|
Dringliche Motion GFL - Fraktion:
Rauchfreier Schulbetrieb der Burgdorfer Schulen
Der Gemeinderat wird beauftragt, den Erlass eines generellen Rauchverbotes während der Unterrichtszeit auf dem Schulareal, auf Sportanlagen der Gemeinde Burgdorf sowie bei Schulanlässen aller Art auszuarbeiten und umzusetzen.
Begründung:
Das Jahr 2005 ist von der UNO zum Jahr des Sports ernannt worden. Die Gemeinde Burgdorf soll dazu auch ein Zeichen in Bezug auf Suchtprävention setzen. Rauch und Kinder/Jugendliche, Rauch und Schule, Rauch und Sport, diese Verbindungen sollen nicht mehr länger akzeptiert werden. Es soll während der Unterrichtszeit weder innerhalb der Schul- und Sportanlagen wie Schulhäusern, Turnhallen und Pausenplätzen noch bei Schulanlässen wie Schulreisen, Projektwochen, Wintersportlager etc. geraucht werden dürfen. Immer wieder kommt es vor, dass Schülerinnen und Schüler (auch Lehrkräfte) auf Pausenplätzen, Schulreisen oder Lagern zum Glimmstängel greifen. Dies soll mit der hier geforderten Massnahme in Zukunft vermieden werden. Prävention beginnt bei den Jüngsten, den Kindern und Jugendlichen. Diese müssen einerseits geschützt werden vor den schädlichen Folgen des Rauchens (siehe Zahlen und Fakten). Anderseits können die Lehrkräfte ihre Vorbildfunktion mit dieser Massnahme besser wahrnehmen. Der Grosse Rat des Kantons Bern hat am 21. Juni 2005 die Motion – Saubere Luft in öffentlich zugänglichen Innenräumen - mit 117 zu 57 Stimmen angenommen. Der Rat will damit den Anliegen einer grossen Mehrheit der Bevölkerung (ca. 70% Nichtrauchende) und der Gesundheitsprävention Rechnung tragen. Die Gemeinde Muri b. Bern hat einen parlamentarischen Vorstoss in der gleichen Richtung angenommen und setzt per nächstem Schuljahr das generelle Rauchverbot um. Nach den Vorbildern Italien: komplett rauchfrei in öffentlichen Räumen, Spanien: Ab 1.12.05 rauchfreie Gaststätten und weiteren europäischen Ländern, deren Gesetzgebung in die gleiche Richtung laufen, ist ab dem 11.12.05 in der Schweiz auch der Öffentliche Verkehr generell rauchfrei.

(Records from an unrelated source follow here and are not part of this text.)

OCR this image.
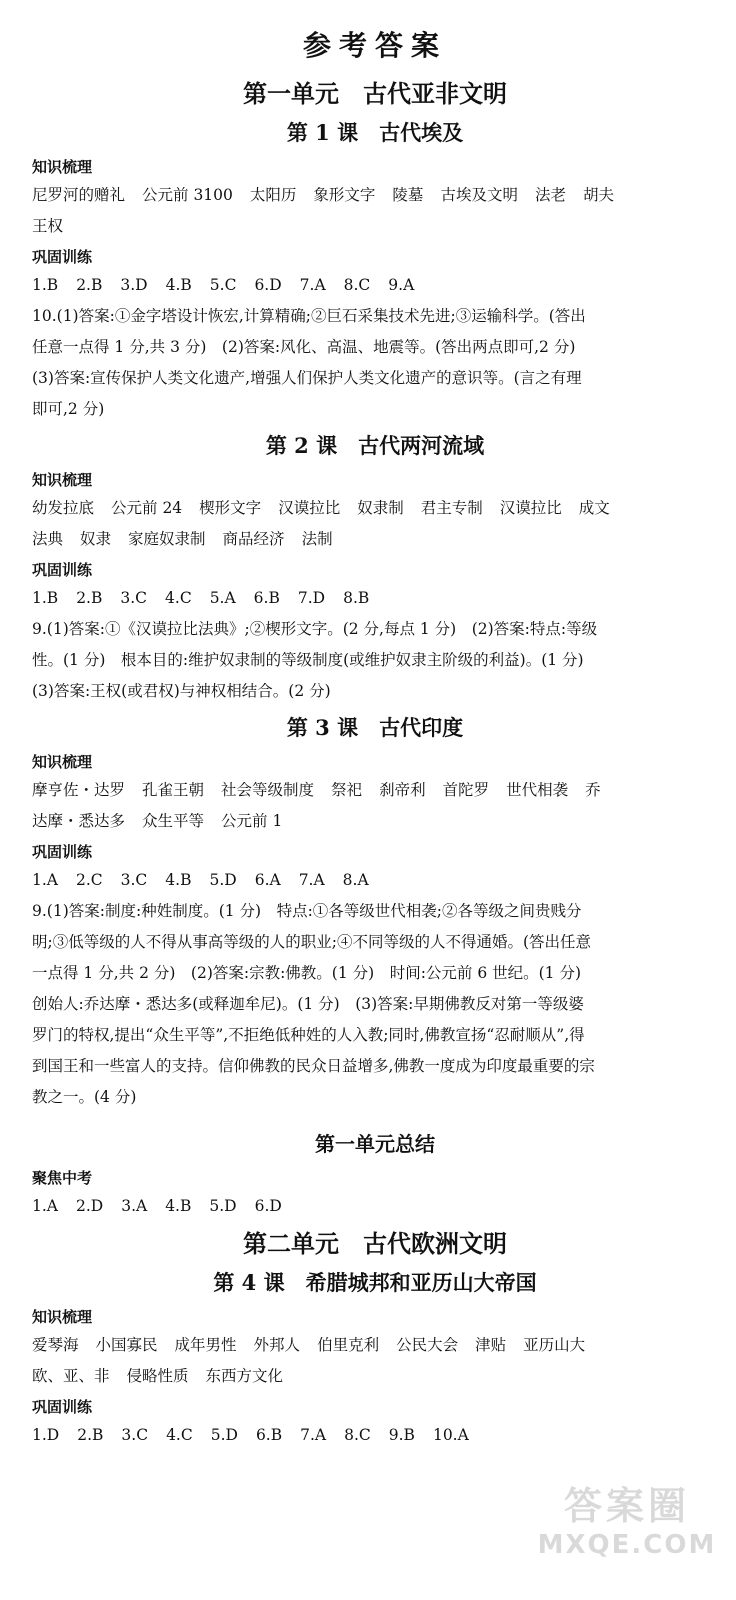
参考答案
第一单元　古代亚非文明
第 1 课　古代埃及
知识梳理
尼罗河的赠礼 公元前 3100 太阳历 象形文字 陵墓 古埃及文明 法老 胡夫
王权
巩固训练
1.B 2.B 3.D 4.B 5.C 6.D 7.A 8.C 9.A
10.(1)答案:①金字塔设计恢宏,计算精确;②巨石采集技术先进;③运输科学。(答出
任意一点得 1 分,共 3 分)　(2)答案:风化、高温、地震等。(答出两点即可,2 分)
(3)答案:宣传保护人类文化遗产,增强人们保护人类文化遗产的意识等。(言之有理
即可,2 分)
第 2 课　古代两河流域
知识梳理
幼发拉底 公元前 24 楔形文字 汉谟拉比 奴隶制 君主专制 汉谟拉比 成文
法典 奴隶 家庭奴隶制 商品经济 法制
巩固训练
1.B 2.B 3.C 4.C 5.A 6.B 7.D 8.B
9.(1)答案:①《汉谟拉比法典》;②楔形文字。(2 分,每点 1 分)　(2)答案:特点:等级
性。(1 分)　根本目的:维护奴隶制的等级制度(或维护奴隶主阶级的利益)。(1 分)
(3)答案:王权(或君权)与神权相结合。(2 分)
第 3 课　古代印度
知识梳理
摩亨佐・达罗 孔雀王朝 社会等级制度 祭祀 刹帝利 首陀罗 世代相袭 乔
达摩・悉达多 众生平等 公元前 1
巩固训练
1.A 2.C 3.C 4.B 5.D 6.A 7.A 8.A
9.(1)答案:制度:种姓制度。(1 分)　特点:①各等级世代相袭;②各等级之间贵贱分
明;③低等级的人不得从事高等级的人的职业;④不同等级的人不得通婚。(答出任意
一点得 1 分,共 2 分)　(2)答案:宗教:佛教。(1 分)　时间:公元前 6 世纪。(1 分)
创始人:乔达摩・悉达多(或释迦牟尼)。(1 分)　(3)答案:早期佛教反对第一等级婆
罗门的特权,提出“众生平等”,不拒绝低种姓的人入教;同时,佛教宣扬“忍耐顺从”,得
到国王和一些富人的支持。信仰佛教的民众日益增多,佛教一度成为印度最重要的宗
教之一。(4 分)
第一单元总结
聚焦中考
1.A 2.D 3.A 4.B 5.D 6.D
第二单元　古代欧洲文明
第 4 课　希腊城邦和亚历山大帝国
知识梳理
爱琴海 小国寡民 成年男性 外邦人 伯里克利 公民大会 津贴 亚历山大
欧、亚、非 侵略性质 东西方文化
巩固训练
1.D 2.B 3.C 4.C 5.D 6.B 7.A 8.C 9.B 10.A
答案圈
MXQE.COM
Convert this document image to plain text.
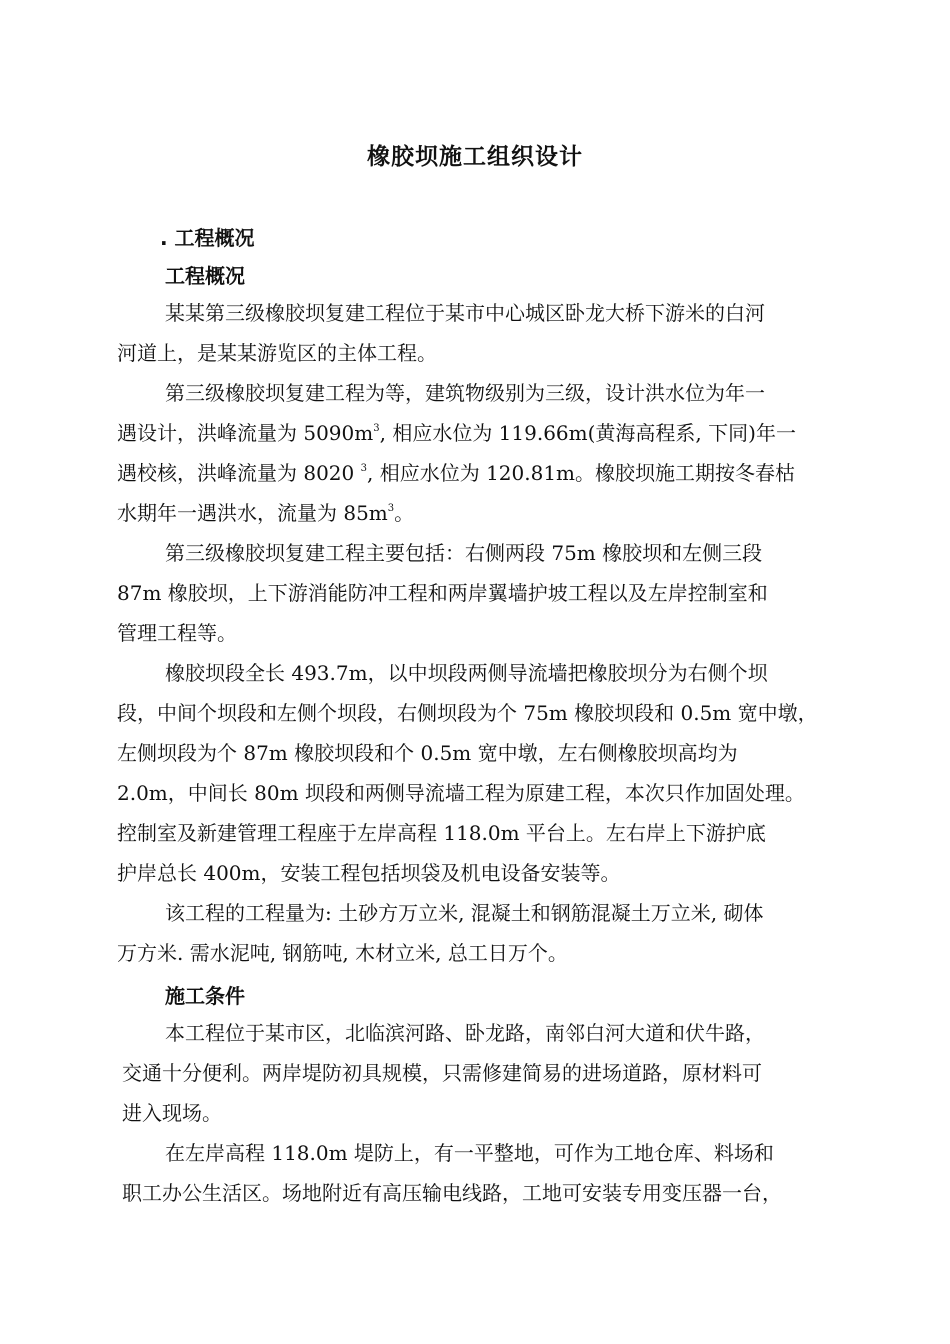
橡胶坝施工组织设计
. 工程概况
工程概况
某某第三级橡胶坝复建工程位于某市中心城区卧龙大桥下游米的白河
河道上，是某某游览区的主体工程。
第三级橡胶坝复建工程为等，建筑物级别为三级，设计洪水位为年一
遇设计，洪峰流量为 $5090m^3$, 相应水位为 119.66m(黄海高程系, 下同)年一
遇校核，洪峰流量为 8020 $^3$, 相应水位为 120.81m。橡胶坝施工期按冬春枯
水期年一遇洪水，流量为 $85m^3$。
第三级橡胶坝复建工程主要包括：右侧两段 75m 橡胶坝和左侧三段
87m 橡胶坝，上下游消能防冲工程和两岸翼墙护坡工程以及左岸控制室和
管理工程等。
橡胶坝段全长 493.7m，以中坝段两侧导流墙把橡胶坝分为右侧个坝
段，中间个坝段和左侧个坝段，右侧坝段为个 75m 橡胶坝段和 0.5m 宽中墩，
左侧坝段为个 87m 橡胶坝段和个 0.5m 宽中墩，左右侧橡胶坝高均为
2.0m，中间长 80m 坝段和两侧导流墙工程为原建工程，本次只作加固处理。
控制室及新建管理工程座于左岸高程 118.0m 平台上。左右岸上下游护底
护岸总长 400m，安装工程包括坝袋及机电设备安装等。
该工程的工程量为: 土砂方万立米, 混凝土和钢筋混凝土万立米, 砌体
万方米. 需水泥吨, 钢筋吨, 木材立米, 总工日万个。
施工条件
本工程位于某市区，北临滨河路、卧龙路，南邻白河大道和伏牛路，
交通十分便利。两岸堤防初具规模，只需修建简易的进场道路，原材料可
进入现场。
在左岸高程 118.0m 堤防上，有一平整地，可作为工地仓库、料场和
职工办公生活区。场地附近有高压输电线路，工地可安装专用变压器一台，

Begründung zur Dringlichkeit:
Im Bereich Suchtprävention ist dringend Handlungsbedarf angesagt. Die Bestrebungen auf Bundesebene sind richtungsweisend. Die Schulstadt Burgdorf soll auch in den Bereichen Prävention und Gesundheitsförderung Vorbildcharakter zeigen und Verantwortung übernehmen. Neuregelungen im Schulbereich sollten per Anfang eines neuen Schuljahres eingeführt werden. Damit die Massnahme auf das kommende Schuljahr (2005/06) umgesetzt werden kann, ist es notwendig, dass der Stadtrat noch 2005 über diese Vorlage entscheidet.
Zahlen und Fakten
*Täglich sterben in der Schweiz 25 Menschen an den Folgen des Rauchens. Das sind mehr als alle Todesfälle durch Aids, harte Drogen, Alkohol, Verkehrsunfälle, Morde und Suizide zusammen. *Jährlich sterben in der Schweiz ca. 9'000 Menschen an den Folgen des Rauchens, 3'500 an den Folgen des Alkoholkonsums und 200 an Drogen. *Jede vierte jugendliche Person im Alter von 10 bis 17 Jahren hat Erfahrung mit Rauchen. *Rauchen ist die wichtigste einzelne Ursache für vorzeitige Todesfälle. *Rauchen bedeutet ein 30fach höheres Risiko an den Atemwegsorganen zu erkranken. *Rauchende haben ein 10-mal höheres Risiko an Lungenkrebs zu erkranken. Lungenkrebs ist in 80-90% der Fälle durch das Rauchen verursacht. *In der Schweiz bezeichnen sich 33% der 15- bis 74-Jährigen als Rauchende. *Für Personen, die mit 15 Jahren zu Rauchen beginnen, besteht eine 50%ige Wahrscheinlichkeit, frühzeitig an den Folgen zu sterben. *In der Schweiz sterben jährlich 200 Personen an den Folgen des intensiven Passivrauchens. *60% der rauchenden Personen möchten vom Tabak loskommen. *Nikotin hat ein dem Heroin vergleichbares Abhängigkeitspotenzial.